2. Ceci étant dit, en droit, la décision du Conseil d’Etat par l’ordonnance du juge des référés en date du 9 janvier 2014, est sérieusement critiquable. En effet, selon une jurisprudence datant de l’arrêt Benjamin, rendu par le Conseil d’État en 1933, le principe est clair : "La liberté est la règle, la restriction de police l’exception", ceci signifiant que la justice administrative ne peut faire interdire une manifestation publique (spectacle, etc.), qu’en raison d’un trouble matériel objectif à l’ordre public, et les interdictions, depuis des décennies, se sont fondées sur l’hypothèse d’une menace avérée à l’ordre public. Or cette menace, dans le cadre des représentations de l’humoriste Dieudonné, était loin d’être avérée, analyse que l’institution judiciaire nantaise avait préalablement confirmée. Mais la justice administrative, en invoquant l’atteinte à la très imprécise notion de « dignité humaine », vient de mettre en un équilibre incertain « liberté d’expression » et respect de la « dignité humaine », créant un nouveau critère pour limiter la liberté d’expression, en rajoutant à la menace à l’ordre public qui doit être matériellement prouvée, une atteinte à la « dignité humaine », qui reste hautement subjective et relève du domaine des idées.
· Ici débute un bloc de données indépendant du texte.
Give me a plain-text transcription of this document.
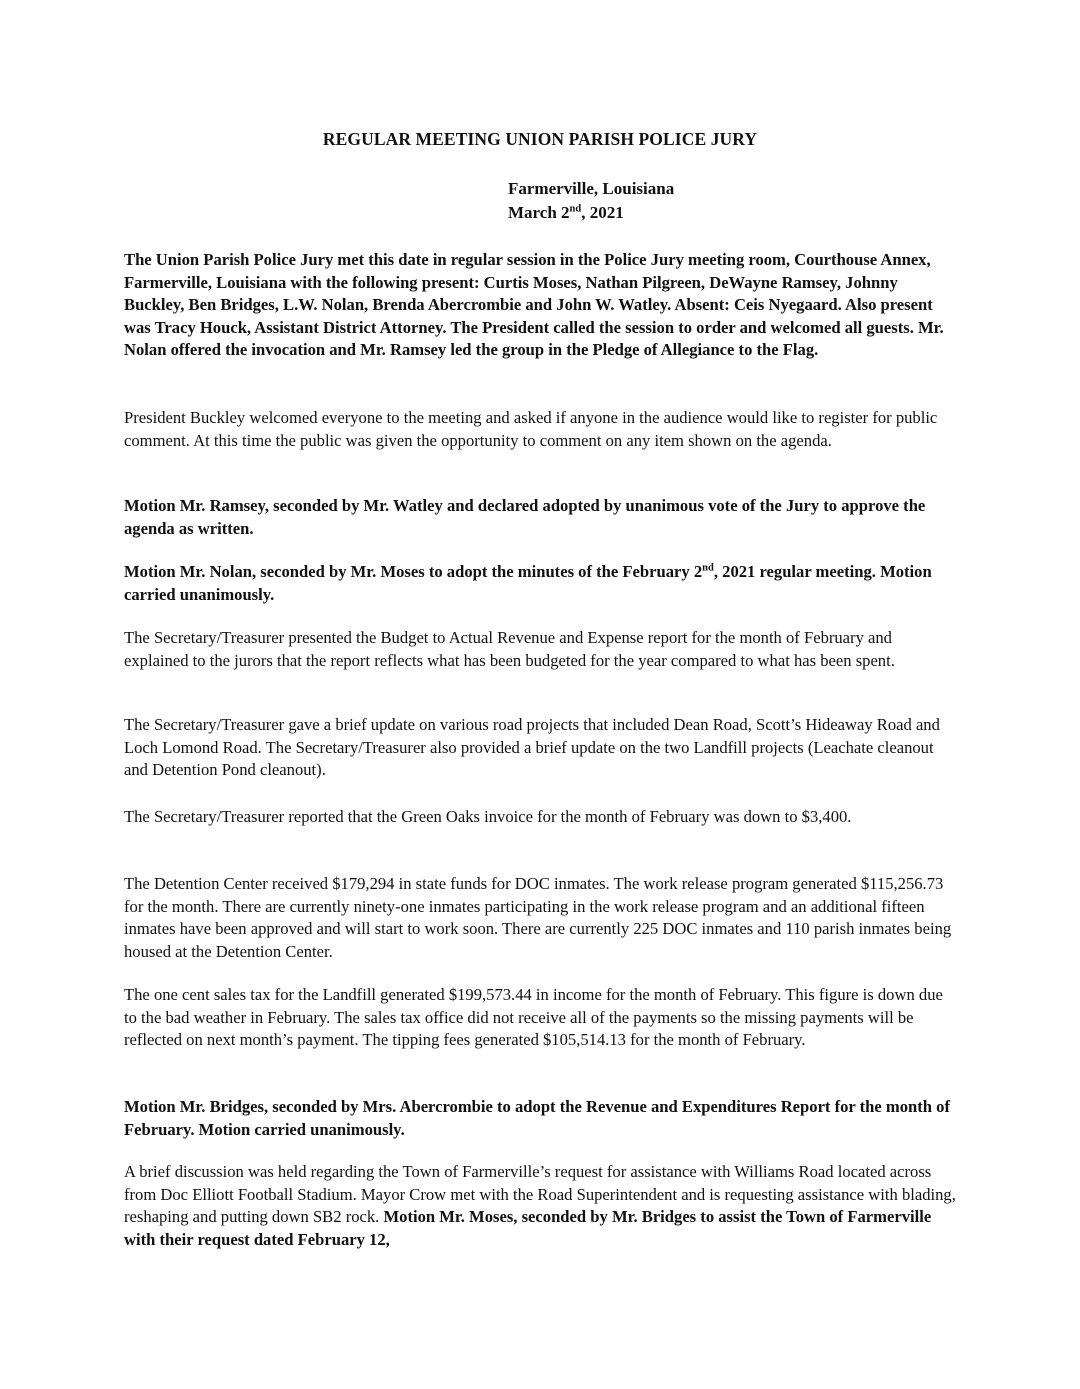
REGULAR MEETING UNION PARISH POLICE JURY
Farmerville, Louisiana
March 2nd, 2021

The Union Parish Police Jury met this date in regular session in the Police Jury meeting room, Courthouse Annex, Farmerville, Louisiana with the following present: Curtis Moses, Nathan Pilgreen, DeWayne Ramsey, Johnny Buckley, Ben Bridges, L.W. Nolan, Brenda Abercrombie and John W. Watley. Absent: Ceis Nyegaard. Also present was Tracy Houck, Assistant District Attorney. The President called the session to order and welcomed all guests. Mr. Nolan offered the invocation and Mr. Ramsey led the group in the Pledge of Allegiance to the Flag.

President Buckley welcomed everyone to the meeting and asked if anyone in the audience would like to register for public comment. At this time the public was given the opportunity to comment on any item shown on the agenda.

Motion Mr. Ramsey, seconded by Mr. Watley and declared adopted by unanimous vote of the Jury to approve the agenda as written.

Motion Mr. Nolan, seconded by Mr. Moses to adopt the minutes of the February 2nd, 2021 regular meeting. Motion carried unanimously.

The Secretary/Treasurer presented the Budget to Actual Revenue and Expense report for the month of February and explained to the jurors that the report reflects what has been budgeted for the year compared to what has been spent.

The Secretary/Treasurer gave a brief update on various road projects that included Dean Road, Scott’s Hideaway Road and Loch Lomond Road. The Secretary/Treasurer also provided a brief update on the two Landfill projects (Leachate cleanout and Detention Pond cleanout).

The Secretary/Treasurer reported that the Green Oaks invoice for the month of February was down to $3,400.

The Detention Center received $179,294 in state funds for DOC inmates. The work release program generated $115,256.73 for the month. There are currently ninety-one inmates participating in the work release program and an additional fifteen inmates have been approved and will start to work soon. There are currently 225 DOC inmates and 110 parish inmates being housed at the Detention Center.

The one cent sales tax for the Landfill generated $199,573.44 in income for the month of February. This figure is down due to the bad weather in February. The sales tax office did not receive all of the payments so the missing payments will be reflected on next month’s payment. The tipping fees generated $105,514.13 for the month of February.

Motion Mr. Bridges, seconded by Mrs. Abercrombie to adopt the Revenue and Expenditures Report for the month of February. Motion carried unanimously.

A brief discussion was held regarding the Town of Farmerville’s request for assistance with Williams Road located across from Doc Elliott Football Stadium. Mayor Crow met with the Road Superintendent and is requesting assistance with blading, reshaping and putting down SB2 rock. Motion Mr. Moses, seconded by Mr. Bridges to assist the Town of Farmerville with their request dated February 12,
On vient donc d’ouvrir clairement, par cette décision, largement la porte à des interprétations « politiques » et « idéologiques » du droit à la liberté d’expression.
3. Dans le journal La Croix, dirigé par les Assomptionnistes, dont le sous-titre à l’époque était : « le journal catholique le plus anti-juif de France », le père Bailly écrivait : « L’antisémitisme racial se trompe grossièrement. C’est dans cette erreur que ce trouve le côté faible de M. Drumont et de ses émules.» (La Croix, 8 décembre 1894).
4. Abbé Franz Schmidberger, Supérieur de District de la FSSPX d’Allemagne, ancien supérieur général de la FSSPX, 10 décembre 2008.
5. Archives Israéliennes, 2 septembre 1897.
6. J. Lémann, (abbé), L’Avenir de Jérusalem, IIe Part., ch. II, 1901.